It is in this tender age that a person is eager to break free from the confines of the society and kiss the world. An age which brings about changes in us, a sense of revelation with an unsound mind, a fluttering heart and a forsaking gut! An age when the soul is ripe yet raw. An age when the soul has dreadful thoughts, when the heart surrenders to fad, succumbs to peer pressure, rides to breakthrough the prisons of innocence! An age which brings us closer to life and helps distinguish between the right and the wrong, an age which is a beginning to the crucial years of every individual’s life, the teens… Sixteen!
Raising the curtains of teenage life is the film Sixteen.

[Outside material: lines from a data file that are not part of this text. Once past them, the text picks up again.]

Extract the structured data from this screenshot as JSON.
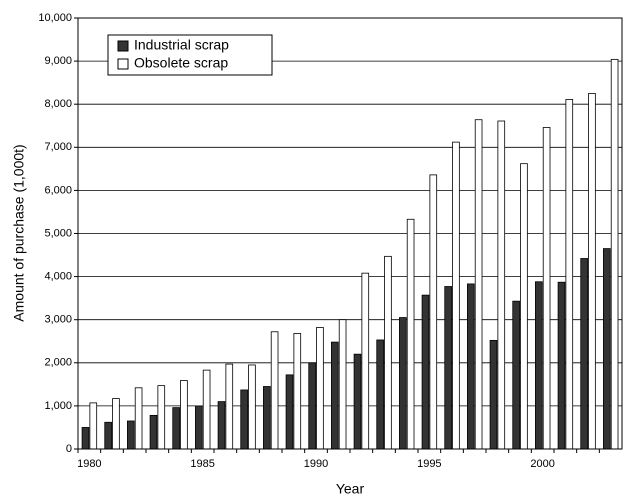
{
  "chart_data": {
    "type": "bar",
    "x_label": "Year",
    "y_label": "Amount of purchase (1,000t)",
    "categories": [
      "1980",
      null,
      null,
      null,
      null,
      "1985",
      null,
      null,
      null,
      null,
      "1990",
      null,
      null,
      null,
      null,
      "1995",
      null,
      null,
      null,
      null,
      "2000",
      null,
      null,
      null
    ],
    "series": [
      {
        "name": "Industrial scrap",
        "color": "#333333",
        "values": [
          500,
          620,
          650,
          780,
          960,
          1000,
          1100,
          1370,
          1450,
          1720,
          2000,
          2480,
          2200,
          2530,
          3050,
          3570,
          3770,
          3830,
          2520,
          3430,
          3880,
          3870,
          4420,
          4650
        ]
      },
      {
        "name": "Obsolete scrap",
        "color": "#ffffff",
        "values": [
          1070,
          1170,
          1420,
          1470,
          1590,
          1830,
          1970,
          1950,
          2720,
          2680,
          2820,
          3000,
          4080,
          4470,
          5330,
          6360,
          7120,
          7640,
          7610,
          6620,
          7460,
          8110,
          8250,
          9040
        ]
      }
    ],
    "ylim": [
      0,
      10000
    ],
    "yticks": [
      0,
      {
        "value": 1000,
        "label": "1,000"
      },
      {
        "value": 2000,
        "label": "2,000"
      },
      {
        "value": 3000,
        "label": "3,000"
      },
      {
        "value": 4000,
        "label": "4,000"
      },
      {
        "value": 5000,
        "label": "5,000"
      },
      {
        "value": 6000,
        "label": "6,000"
      },
      {
        "value": 7000,
        "label": "7,000"
      },
      {
        "value": 8000,
        "label": "8,000"
      },
      {
        "value": 9000,
        "label": "9,000"
      },
      {
        "value": 10000,
        "label": "10,000"
      }
    ],
    "grid": true,
    "legend": "upper left"
  }
}
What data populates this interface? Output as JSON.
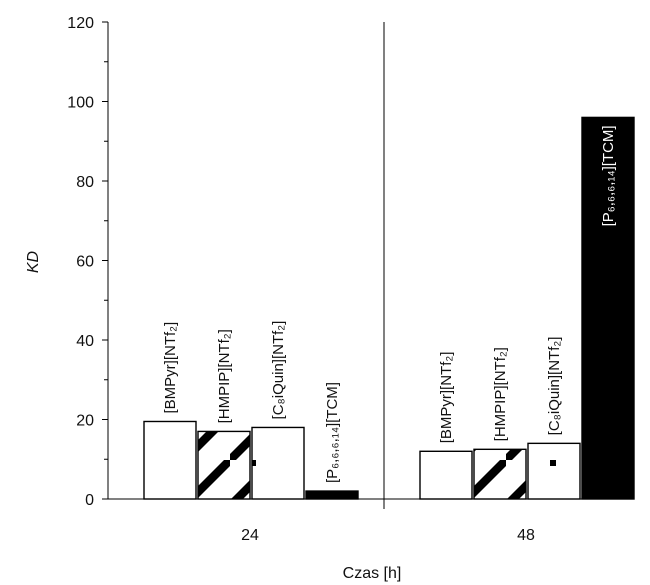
{
  "chart_data": {
    "type": "bar",
    "xlabel": "Czas [h]",
    "ylabel": "KD",
    "ylim": [
      0,
      120
    ],
    "yticks": [
      0,
      20,
      40,
      60,
      80,
      100,
      120
    ],
    "categories": [
      "24",
      "48"
    ],
    "series": [
      {
        "name": "[BMPyr][NTf2]",
        "label": "[BMPyr][NTf₂]",
        "pattern": "white",
        "values": [
          19.5,
          12
        ]
      },
      {
        "name": "[HMPIP][NTf2]",
        "label": "[HMPIP][NTf₂]",
        "pattern": "diagonal",
        "values": [
          17,
          12.5
        ]
      },
      {
        "name": "[C8iQuin][NTf2]",
        "label": "[C₈iQuin][NTf₂]",
        "pattern": "sparse",
        "values": [
          18,
          14
        ]
      },
      {
        "name": "[P6,6,6,14][TCM]",
        "label": "[P₆,₆,₆,₁₄][TCM]",
        "pattern": "black",
        "values": [
          2,
          96
        ]
      }
    ],
    "grid": false,
    "legend": "none",
    "colors": {
      "fill": "#ffffff",
      "dark": "#000000"
    }
  }
}
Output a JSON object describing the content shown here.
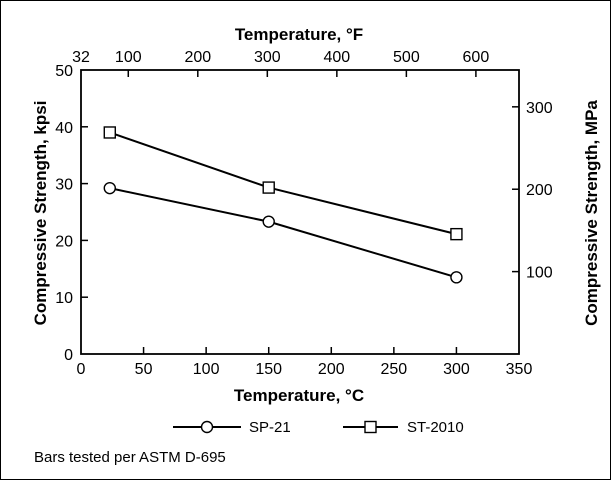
{
  "chart_data": {
    "type": "line",
    "x": [
      23,
      150,
      300
    ],
    "series": [
      {
        "name": "SP-21",
        "marker": "circle",
        "values": [
          29.2,
          23.3,
          13.5
        ]
      },
      {
        "name": "ST-2010",
        "marker": "square",
        "values": [
          39.0,
          29.3,
          21.1
        ]
      }
    ],
    "xlabel": "Temperature, °C",
    "ylabel": "Compressive Strength, kpsi",
    "x2label": "Temperature, °F",
    "y2label": "Compressive Strength, MPa",
    "xlim": [
      0,
      350
    ],
    "ylim": [
      0,
      50
    ],
    "x2lim": [
      32,
      662
    ],
    "y2lim": [
      0,
      344.7
    ],
    "xticks": [
      "0",
      "50",
      "100",
      "150",
      "200",
      "250",
      "300",
      "350"
    ],
    "yticks": [
      "0",
      "10",
      "20",
      "30",
      "40",
      "50"
    ],
    "x2ticks": [
      "32",
      "100",
      "200",
      "300",
      "400",
      "500",
      "600"
    ],
    "y2ticks": [
      "100",
      "200",
      "300"
    ],
    "grid": false,
    "legend": "bottom"
  },
  "footnote": "Bars tested per ASTM D-695"
}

The film directed by debutante Raj Purohit is a story of four teenagers who submit to the call of glitterati, go with the flow and almost ruin their lives. It is a story about a rather delicate phase of life, a coming-of-age film which sheds light on most problems faced by teens. Be it suicidal thoughts, a heartbreak, losing one’s virginity, attraction for the glam world, the film shows all the aspects of the turbulent teenage life yet it lacks the teen essence (majorly because of the acting and the technicalities). It not only shows the mindset of the teens but also highlights the thought process of the parents. It is preachy and brings out the point that to make your child a responsible citizen, care should be taken that the child isn’t given too much of freedom and/or is pressurized too much.
Sixteen being the debut film for all the actors, their acting although looks amateurish, their efforts are still visible. A point to be noted here is that even after being the story of four teenagers; it sways a tad-bit much in favor of Tanisha (Wamiqa Gabbi) throughout the film. The character of Anu (Izabelle Leite) comes out as a girl who is too mature to be sixteen years old. As also the dubbing done for Izabelle neither matches the character nor has a proper lip-sync. Characters of writer Vikram Kapoor (Keith Sequeira) and of Nidhi (Mehak Manwani), being pivotal could have been more elaborated while Ashwin’s character (Highphill) could have been avoided or nurtured in a better way.
The film has been extensively shot in Delhi and explores the nooks and corners of this political center. However, there are some unnecessary excursions shown in the film just to bring out the Delhiite feel to the picture. The plot of the film is very good but the inapt execution messes it up. The storytelling is elusive and very predictable. Dialogues might be sappy but are an essential element to suit the plot. The use of flashback could have been done in a significant way as clubbing it with flash-forward somehow ruins the narration while making the climax dwindle. The scenes in the film, although not sleazy, are indeed bold and suggestive. Then there are voids in the film which are unnecessary and illogical (for instance the character, Ashwin, running on the street for the longest time looked like he could even break The Flying Sikh’s record!).
The music of the film is given by four musicians namely Prashant Pillai, Adam Avil, Eddie Avil and Gaurav Dagaonkar which explains why the music hasn’t turned out so well. Surely too many cooks spoil the broth! The songs are not worth-mentioning, are forced and are used so as to bring forth a new twist in the plot.
The storytelling which is clotty could have been concise and precise as dragging it to make it a 140-minutes long film, has taken away its sassy flavor. The film has a negative opening but ends on a positive note. However, there is nothing novel that the film tries to portray, same ‘ol teen troubles.